The Department of Labor (DOL) caused a stir recently as the deadline approached for changing the rules under ERISA about the definition of “fiduciary.” Although the DOL change, as well as possible action by the Securities and Exchange Commission, has been tabled, the question remains: Just who qualifies as a fiduciary and who needs to carry fiduciary liability insurance?
This question frequently comes up when agents are conducting exposure reviews with commercial clients and prospects. Businesses that offer employee benefits and retirement accounts are charged with being sure employee premiums and investments, as well as funding promised by the employer, are dutifully handled and invested. They owe a fiduciary duty to handle those funds properly, with the best interest of the employee in mind. But does that make these employers fiduciaries in the strictest sense?

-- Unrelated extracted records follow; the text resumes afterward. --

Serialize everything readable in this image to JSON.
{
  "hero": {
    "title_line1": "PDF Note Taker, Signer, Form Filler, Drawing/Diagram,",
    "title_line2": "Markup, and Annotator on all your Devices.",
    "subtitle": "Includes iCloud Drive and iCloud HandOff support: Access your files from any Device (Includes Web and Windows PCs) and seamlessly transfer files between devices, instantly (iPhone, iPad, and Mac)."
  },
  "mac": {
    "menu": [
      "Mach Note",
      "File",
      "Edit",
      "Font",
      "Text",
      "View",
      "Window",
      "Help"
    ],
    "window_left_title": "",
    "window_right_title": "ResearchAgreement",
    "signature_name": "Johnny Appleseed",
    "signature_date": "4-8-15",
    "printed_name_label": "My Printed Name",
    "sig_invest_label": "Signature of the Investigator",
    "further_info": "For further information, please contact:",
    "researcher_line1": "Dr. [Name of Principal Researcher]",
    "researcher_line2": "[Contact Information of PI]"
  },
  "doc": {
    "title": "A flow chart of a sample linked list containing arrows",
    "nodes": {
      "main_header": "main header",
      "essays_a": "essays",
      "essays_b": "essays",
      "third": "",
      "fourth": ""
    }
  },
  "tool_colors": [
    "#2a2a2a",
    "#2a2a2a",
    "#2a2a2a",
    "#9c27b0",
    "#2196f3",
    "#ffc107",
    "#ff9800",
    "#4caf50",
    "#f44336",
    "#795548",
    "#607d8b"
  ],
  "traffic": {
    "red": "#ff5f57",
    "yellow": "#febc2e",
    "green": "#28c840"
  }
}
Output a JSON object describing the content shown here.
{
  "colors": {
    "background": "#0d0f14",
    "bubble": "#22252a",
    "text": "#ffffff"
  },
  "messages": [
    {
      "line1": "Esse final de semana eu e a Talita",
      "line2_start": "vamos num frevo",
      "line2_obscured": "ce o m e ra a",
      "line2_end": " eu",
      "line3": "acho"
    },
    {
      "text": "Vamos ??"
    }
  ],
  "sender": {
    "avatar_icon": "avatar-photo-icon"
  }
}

Should the employer purchase fiduciary liability insurance, or is an employee benefits liability coverage endorsement on the CGL policy sufficient?
As we note in FC&S Online, the generic difference is that the employee benefits liability endorsement covers only administrative mistakes, such as failing to add an employee to a health insurance plan or failing to provide information to an employee when she becomes eligible to participate in a 401(k) or other retirement income plan. It specifically excludes (among other items) inadequate performance of investments and damages for which any insured is liable as a fiduciary as defined by the Employee Retirement Income Security Act of 1974 (ERISA) and its amendments.

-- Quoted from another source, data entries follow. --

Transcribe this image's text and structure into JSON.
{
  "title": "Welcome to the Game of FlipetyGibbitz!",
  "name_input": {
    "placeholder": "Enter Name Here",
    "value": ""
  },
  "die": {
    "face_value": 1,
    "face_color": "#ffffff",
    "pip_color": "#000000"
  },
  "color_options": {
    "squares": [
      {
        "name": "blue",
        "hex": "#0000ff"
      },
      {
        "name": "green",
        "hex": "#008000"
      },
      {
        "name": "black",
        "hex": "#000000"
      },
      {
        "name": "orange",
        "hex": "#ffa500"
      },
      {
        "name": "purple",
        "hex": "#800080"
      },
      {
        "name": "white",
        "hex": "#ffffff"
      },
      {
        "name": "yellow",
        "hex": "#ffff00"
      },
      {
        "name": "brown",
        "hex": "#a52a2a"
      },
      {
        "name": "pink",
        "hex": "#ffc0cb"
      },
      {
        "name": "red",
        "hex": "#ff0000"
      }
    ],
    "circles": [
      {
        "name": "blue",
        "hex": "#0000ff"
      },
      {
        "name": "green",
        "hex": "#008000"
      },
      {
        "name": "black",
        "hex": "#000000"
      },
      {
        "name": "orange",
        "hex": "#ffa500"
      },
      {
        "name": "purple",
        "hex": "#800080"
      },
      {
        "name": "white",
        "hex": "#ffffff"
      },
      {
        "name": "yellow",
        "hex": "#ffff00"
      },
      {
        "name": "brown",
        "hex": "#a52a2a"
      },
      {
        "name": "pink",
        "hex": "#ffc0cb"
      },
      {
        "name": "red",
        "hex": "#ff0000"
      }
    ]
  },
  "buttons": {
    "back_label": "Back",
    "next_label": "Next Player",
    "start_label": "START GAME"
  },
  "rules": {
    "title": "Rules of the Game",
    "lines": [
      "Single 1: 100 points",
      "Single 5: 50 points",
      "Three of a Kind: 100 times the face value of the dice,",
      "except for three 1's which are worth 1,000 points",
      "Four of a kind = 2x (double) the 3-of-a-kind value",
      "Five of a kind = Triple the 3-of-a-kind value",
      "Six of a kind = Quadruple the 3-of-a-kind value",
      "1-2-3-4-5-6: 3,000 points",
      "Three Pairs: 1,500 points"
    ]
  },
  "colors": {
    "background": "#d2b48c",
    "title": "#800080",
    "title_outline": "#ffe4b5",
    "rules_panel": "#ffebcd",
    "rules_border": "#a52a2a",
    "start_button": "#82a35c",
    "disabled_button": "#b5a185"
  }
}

Conversely, the fiduciary liability insurance coverage form covers “claims” arising from “wrongful acts.” The wrongful acts are negligent acts, errors, or omissions that result in an actual or alleged breach of fiduciary duties as imposed by ERISA and in the administration of employee benefit programs. It also applies to any matter claimed against a fiduciary solely because of his service as such.

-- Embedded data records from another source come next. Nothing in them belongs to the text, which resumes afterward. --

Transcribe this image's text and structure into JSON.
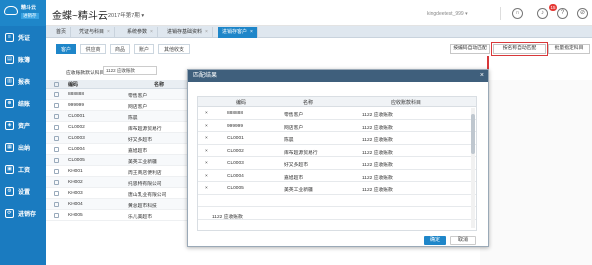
{
  "app": {
    "logo_name": "精斗云",
    "logo_tag": "进销存",
    "title": "金蝶~精斗云",
    "period": "2017年第7期 ▾",
    "user": "kingdeetest_999 ▾",
    "badge_count": "15",
    "help_icon": "?",
    "user_icon": "⊘"
  },
  "sidebar": {
    "items": [
      {
        "icon": "≡",
        "label": "凭证"
      },
      {
        "icon": "▤",
        "label": "账簿"
      },
      {
        "icon": "▥",
        "label": "报表"
      },
      {
        "icon": "⊕",
        "label": "结账"
      },
      {
        "icon": "◈",
        "label": "资产"
      },
      {
        "icon": "▦",
        "label": "出纳"
      },
      {
        "icon": "▣",
        "label": "工资"
      },
      {
        "icon": "⚙",
        "label": "设置"
      },
      {
        "icon": "⟳",
        "label": "进销存"
      }
    ]
  },
  "tabs": [
    {
      "label": "首页"
    },
    {
      "label": "凭证与科目"
    },
    {
      "label": "系统参数"
    },
    {
      "label": "进销存基础资料"
    },
    {
      "label": "进销存客户"
    }
  ],
  "subtabs": [
    "客户",
    "供应商",
    "商品",
    "账户",
    "其他收支"
  ],
  "actions": {
    "a1": "按编码自动匹配",
    "a2": "按名称自动匹配",
    "a3": "批量指定科目"
  },
  "filter": {
    "label": "应收账款默认科目",
    "value": "1122 应收账款"
  },
  "bg_table": {
    "col_code": "编码",
    "col_name": "名称",
    "rows": [
      {
        "code": "888888",
        "name": "零售客户",
        "extra": ""
      },
      {
        "code": "999999",
        "name": "网店客户",
        "extra": ""
      },
      {
        "code": "CL0001",
        "name": "陈晨",
        "extra": ""
      },
      {
        "code": "CL0002",
        "name": "库布超源贸易行",
        "extra": ""
      },
      {
        "code": "CL0003",
        "name": "好又多超市",
        "extra": ""
      },
      {
        "code": "CL0004",
        "name": "嘉旭超市",
        "extra": ""
      },
      {
        "code": "CL0005",
        "name": "美英工业新疆",
        "extra": ""
      },
      {
        "code": "KH001",
        "name": "周王商店便利店",
        "extra": ""
      },
      {
        "code": "KH002",
        "name": "托思特有限公司",
        "extra": ""
      },
      {
        "code": "KH003",
        "name": "唐山乳业有限公司",
        "extra": ""
      },
      {
        "code": "KH004",
        "name": "黄总超市科技",
        "extra": ""
      },
      {
        "code": "KH005",
        "name": "乐儿美超市",
        "extra": "1122 应收账款"
      }
    ]
  },
  "dialog": {
    "title": "匹配结果",
    "close": "×",
    "col_code": "编码",
    "col_name": "名称",
    "col_account": "应收账款科目",
    "rows": [
      {
        "code": "888888",
        "name": "零售客户",
        "account": "1122 应收账款"
      },
      {
        "code": "999999",
        "name": "网店客户",
        "account": "1122 应收账款"
      },
      {
        "code": "CL0001",
        "name": "陈晨",
        "account": "1122 应收账款"
      },
      {
        "code": "CL0002",
        "name": "库布超源贸易行",
        "account": "1122 应收账款"
      },
      {
        "code": "CL0003",
        "name": "好又多超市",
        "account": "1122 应收账款"
      },
      {
        "code": "CL0004",
        "name": "嘉旭超市",
        "account": "1122 应收账款"
      },
      {
        "code": "CL0005",
        "name": "美英工业新疆",
        "account": "1122 应收账款"
      },
      {
        "code": "",
        "name": "",
        "account": ""
      },
      {
        "code": "",
        "name": "",
        "account": ""
      },
      {
        "code": "",
        "name": "",
        "account": ""
      }
    ],
    "ok": "确定",
    "cancel": "取消"
  },
  "colors": {
    "brand": "#1e86c9",
    "sidebar": "#1a7bc0",
    "dialog_header": "#3f5f7c",
    "highlight": "#d8383a"
  }
}
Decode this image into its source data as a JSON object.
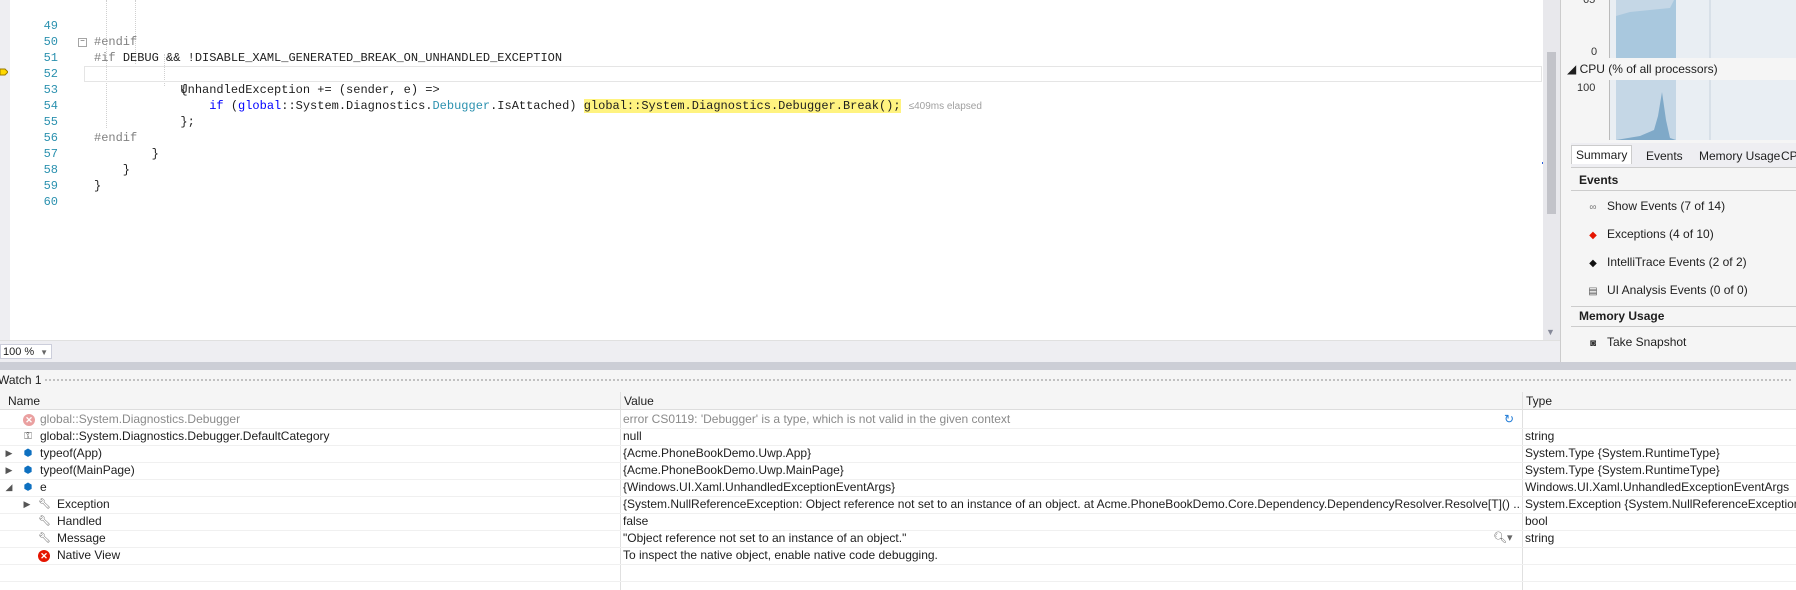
{
  "editor": {
    "lines": [
      {
        "n": "49",
        "kind": "pp",
        "text": "#endif"
      },
      {
        "n": "50",
        "kind": "pp-if",
        "directive": "#if",
        "cond": "DEBUG && !DISABLE_XAML_GENERATED_BREAK_ON_UNHANDLED_EXCEPTION"
      },
      {
        "n": "51",
        "text": "            UnhandledException += (sender, e) =>"
      },
      {
        "n": "52",
        "text": "            {"
      },
      {
        "n": "53",
        "kind": "current"
      },
      {
        "n": "54",
        "text": "            };"
      },
      {
        "n": "55",
        "kind": "pp",
        "text": "#endif"
      },
      {
        "n": "56",
        "text": "        }"
      },
      {
        "n": "57",
        "text": "    }"
      },
      {
        "n": "58",
        "text": "}"
      },
      {
        "n": "59",
        "text": ""
      },
      {
        "n": "60",
        "text": ""
      }
    ],
    "current_line": {
      "indent": "                ",
      "if_kw": "if",
      "open": " (",
      "global1": "global",
      "ns1": "::System.Diagnostics.",
      "debugger_type": "Debugger",
      "tail": ".IsAttached) ",
      "break_stmt": "global::System.Diagnostics.Debugger.Break();",
      "elapsed": "≤409ms elapsed"
    },
    "zoom": "100 %"
  },
  "diagnostics": {
    "graph1": {
      "tick_top": "65",
      "tick_bottom": "0"
    },
    "cpu_title": "◢ CPU (% of all processors)",
    "graph2": {
      "tick_top": "100"
    },
    "tabs": [
      "Summary",
      "Events",
      "Memory Usage",
      "CP"
    ],
    "events_heading": "Events",
    "events": [
      {
        "icon": "show-events-icon",
        "label": "Show Events (7 of 14)"
      },
      {
        "icon": "exception-diamond-icon",
        "label": "Exceptions (4 of 10)"
      },
      {
        "icon": "intellitrace-diamond-icon",
        "label": "IntelliTrace Events (2 of 2)"
      },
      {
        "icon": "ui-analysis-icon",
        "label": "UI Analysis Events (0 of 0)"
      }
    ],
    "memory_heading": "Memory Usage",
    "snapshot_label": "Take Snapshot",
    "colors": {
      "exception": "#e51400",
      "graph_fill": "#a9c8de"
    }
  },
  "watch": {
    "title": "Watch 1",
    "columns": {
      "name": "Name",
      "value": "Value",
      "type": "Type"
    },
    "rows": [
      {
        "name": "global::System.Diagnostics.Debugger",
        "value": "error CS0119: 'Debugger' is a type, which is not valid in the given context",
        "type": ""
      },
      {
        "name": "global::System.Diagnostics.Debugger.DefaultCategory",
        "value": "null",
        "type": "string"
      },
      {
        "name": "typeof(App)",
        "value": "{Acme.PhoneBookDemo.Uwp.App}",
        "type": "System.Type {System.RuntimeType}"
      },
      {
        "name": "typeof(MainPage)",
        "value": "{Acme.PhoneBookDemo.Uwp.MainPage}",
        "type": "System.Type {System.RuntimeType}"
      },
      {
        "name": "e",
        "value": "{Windows.UI.Xaml.UnhandledExceptionEventArgs}",
        "type": "Windows.UI.Xaml.UnhandledExceptionEventArgs"
      },
      {
        "name": "Exception",
        "value": "{System.NullReferenceException: Object reference not set to an instance of an object.    at Acme.PhoneBookDemo.Core.Dependency.DependencyResolver.Resolve[T]()  ...",
        "type": "System.Exception {System.NullReferenceException}"
      },
      {
        "name": "Handled",
        "value": "false",
        "type": "bool"
      },
      {
        "name": "Message",
        "value": "\"Object reference not set to an instance of an object.\"",
        "type": "string"
      },
      {
        "name": "Native View",
        "value": "To inspect the native object, enable native code debugging.",
        "type": ""
      }
    ]
  }
}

The obvious differences are between administrative mistakes (a payroll manager failing to add an employee to the health insurance plan) and fiduciary mistakes (investment advice, choice of plans and, as the fiduciary liability form states, “discretionary authority or discretionary control with respect to the management of an ‘employee benefit program’ or the disposition of its assets”). (Source: ISO Fiduciary Liability Coverage Form MP 00 07 10 06)
Fiduciary liability coverage is a hard sell to commercial clients who are not pension advisors. But what about the choices the employer makes in choosing a management company, in choosing the funds that a 401(k) plan offers, in conducting educational meetings with employers? Does that open the door for these employers to incur at least defense costs when sued as a fiduciary—even if the suit is later thrown out?
ERISA is one of the most complicated federal laws in existence. I cannot begin to think I understand even its simplest portions. However, I believe that employers who provide employee benefits—especially retirement plans—need to seriously consider the choice between an employee benefits liability endorsement and actual fiduciary liability coverage.
I'm interested to see whether other insurance professionals have encountered resistance from commercial clients and prospects when discussing fiduciary liability insurance. Do you think they should buy fiduciary liability coverage or simply the employee benefit liability endorsement to the CGL?